Subang, Jalancagak.com

Duta Besar Iran untuk Tiongkok mengatakan kapal-kapal yang transit di Selat Hormuz akan dikenakan biaya baru, namun menambahkan bahwa Tiongkok dan negara-negara “sahabat” lainnya akan diberikan “pertimbangan khusus”.

Kesepakatan awal yang ditandatangani oleh Iran dan Amerika Serikat bulan lalu untuk menghentikan permusuhan menetapkan bahwa kapal komersial akan transit di jalur air utama tersebut secara gratis selama 60 hari, namun masih belum jelas kebijakan apa yang akan diterapkan setelah periode tersebut.

Sementara negosiasi mengenai penyelesaian permanen sedang berlangsung, AS mengatakan Iran tidak akan diizinkan membebankan biaya atau biaya untuk kapal yang transit di selat tersebut berdasarkan perjanjian akhir apa pun.

Berbicara di Forum Perdamaian Dunia di Beijing pada hari Sabtu, Duta Besar Abdolreza Rahmani Fazli mengatakan Iran sedang melakukan “kolaborasi dan kerja sama” dengan Oman dalam “pengaturan baru” untuk selat tersebut.

“Sebagai negara yang Hormuz merupakan bagian dari wilayah perairannya, kami pasti akan mengenakan biaya layanan,” kata Fazli dalam sambutannya sambil menegaskan bahwa biaya tersebut tidak akan menjadi “biaya”.

“Pengaturan baru ini akan berkaitan dengan jaminan keamanan perjalanan melalui Selat Hormuz, pengawasan perjalanan kapal-kapal … dan juga jaminan dan penanganan dampak lingkungan dari banyaknya jumlah kapal,” katanya, menurut kantor berita AFP.

Kantor berita Iran, NourNews, juga mengutip pernyataannya yang mengatakan bahwa “pertimbangan khusus” akan diterapkan pada Tiongkok dan negara-negara sahabat lainnya dalam menentukan tingkat dan jenis biaya layanan bagi kapal yang melewati jalur air tersebut.

Di masa damai, seperlima minyak mentah dan gas alam cair dunia dikirim melalui selat tersebut, yang ditutup oleh Iran selama perang yang dilancarkan AS dan Israel pada akhir Februari, sehingga menyebabkan harga energi melonjak.

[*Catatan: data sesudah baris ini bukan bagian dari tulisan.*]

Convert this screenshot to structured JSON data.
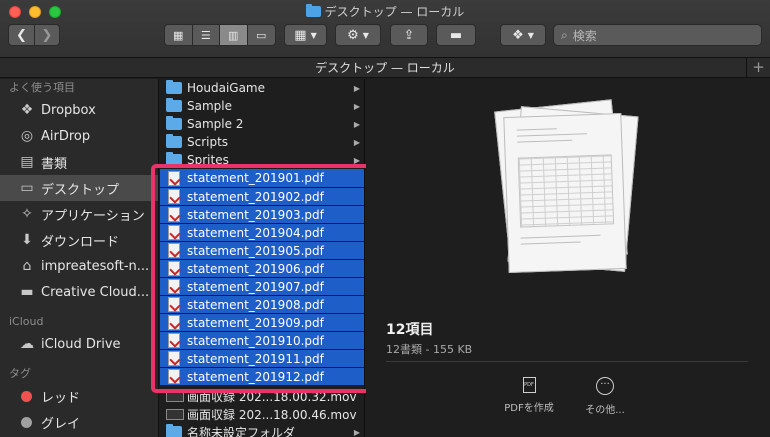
{
  "window": {
    "title": "デスクトップ — ローカル"
  },
  "pathbar": {
    "title": "デスクトップ — ローカル",
    "plus": "+"
  },
  "search": {
    "placeholder": "検索",
    "icon": "search-icon"
  },
  "toolbar": {
    "back": "❮",
    "forward": "❯",
    "view_icons": "▦",
    "view_list": "☰",
    "view_columns": "▥",
    "view_gallery": "▭",
    "group": "▦",
    "action": "⚙",
    "share": "⇪",
    "tag": "▬",
    "dropbox": "❖"
  },
  "sidebar": {
    "favorites_title": "よく使う項目",
    "favorites": [
      {
        "label": "Dropbox",
        "icon": "❖"
      },
      {
        "label": "AirDrop",
        "icon": "◎"
      },
      {
        "label": "書類",
        "icon": "▤"
      },
      {
        "label": "デスクトップ",
        "icon": "▭"
      },
      {
        "label": "アプリケーション",
        "icon": "✧"
      },
      {
        "label": "ダウンロード",
        "icon": "⬇"
      },
      {
        "label": "impreatesoft-n...",
        "icon": "⌂"
      },
      {
        "label": "Creative Cloud...",
        "icon": "▬"
      }
    ],
    "icloud_title": "iCloud",
    "icloud": [
      {
        "label": "iCloud Drive",
        "icon": "☁"
      }
    ],
    "tags_title": "タグ",
    "tags": [
      {
        "label": "レッド",
        "color": "#f0524f"
      },
      {
        "label": "グレイ",
        "color": "#a0a0a0"
      }
    ]
  },
  "column": {
    "folders_top": [
      "HoudaiGame",
      "Sample",
      "Sample 2",
      "Scripts",
      "Sprites"
    ],
    "selected_files": [
      "statement_201901.pdf",
      "statement_201902.pdf",
      "statement_201903.pdf",
      "statement_201904.pdf",
      "statement_201905.pdf",
      "statement_201906.pdf",
      "statement_201907.pdf",
      "statement_201908.pdf",
      "statement_201909.pdf",
      "statement_201910.pdf",
      "statement_201911.pdf",
      "statement_201912.pdf"
    ],
    "movies": [
      "画面収録 202...18.00.32.mov",
      "画面収録 202...18.00.46.mov"
    ],
    "folders_bottom": [
      "名称未設定フォルダ"
    ]
  },
  "preview": {
    "title": "12項目",
    "subtitle": "12書類 - 155 KB",
    "pdf_badge": "PDF",
    "more_icon": "···",
    "create_pdf_label": "PDFを作成",
    "more_label": "その他..."
  },
  "colors": {
    "selection": "#1e5ec8",
    "highlight": "#e8336b",
    "folder": "#5caae8"
  }
}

Pada bulan April, AS memberlakukan blokade laut di pelabuhan selatan Iran dalam upaya membendung ekspor minyak Iran.

Fazli menegaskan, selat tersebut telah menjadi isu “keamanan” sejak perang empat bulan yang dilancarkan AS dan Iran.

Fazli menambahkan, pengaturan baru terkait Selat Hormuz akan dilakukan melalui kerja sama dan kemitraan dengan Oman.

Iran dan Oman, yang terletak di kedua sisi selat, telah membentuk komite bersama untuk menentukan bagaimana jalur air strategis ini akan dikelola.